A certificate of attendance will be awarded to participants who satisfactorily complete the course and have attended at least 90% of all course activities.
900 € (Euro)
Travel, accommodation and living expenses
Participants will be responsible for their round-trip travel costs to and from Campeche. In order to cover accommodation and living expenses in Mexico during the course, participants should plan for a minimum allowance of ca. 1,500 € for the entire period.
Candidates are strongly encouraged to seek financial support from sources such as governmental institutions, employers and funding agencies. Depending on the availability of funding, the course organizers may be able to offer a limited number of scholarships to selected candidates who have been unable to secure funding.
- Portrait photo (allowed formats: gif, jpg, jpeg, png, tif, tiff, with a maximum file size of 3 MB)
- Official endorsement (allowed formats: pdf, doc, docx, jpg, jpeg, png, tif, tiff with a maximum file size of 5 MB)
- A full professional curriculum vitae. (Allowed formats: pdf, doc, docx with a maximum file size of 5 MB)
- A brief report (3-5 pages) answering the following questions:( allowed formats: pdf, doc, docx, with a maximum file size of 5 MB)
- Describe the organization you work for and its role in stone conservation in your own country. What kinds of stone heritage is your organization responsible for – built (immovable), collections (moveable), archaeological or other heritage?
- Describe a conservation project involving stone conservation for which you are or have been actively involved. Include the appropriate contextual background (objectives, partners, support, etc.), a description of difficulties encountered, and the strategic responses developed.

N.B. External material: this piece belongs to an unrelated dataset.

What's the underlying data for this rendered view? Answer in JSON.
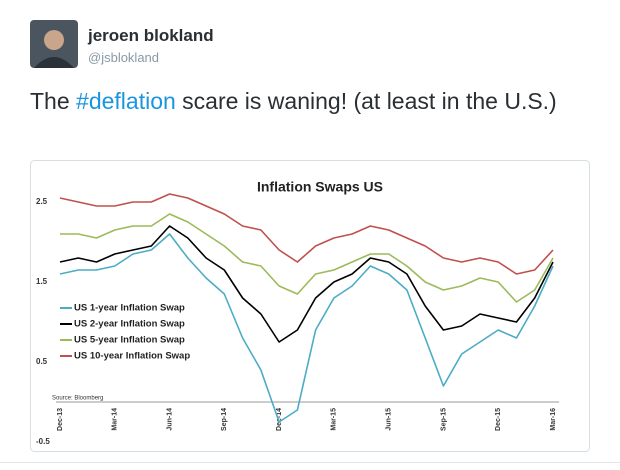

- In addition to the project described above, what other case studies might you be able to share during your participation in the course?
- What do you consider your major achievement in stone conservation? Please describe what you did and why it is important to you.
- Please note that your personal statement in the application form is a fundamental requirement. You are expected to write: “Why you are applying to this course, what you hope to learn from it, and how it will benefit your professional development and your institution.”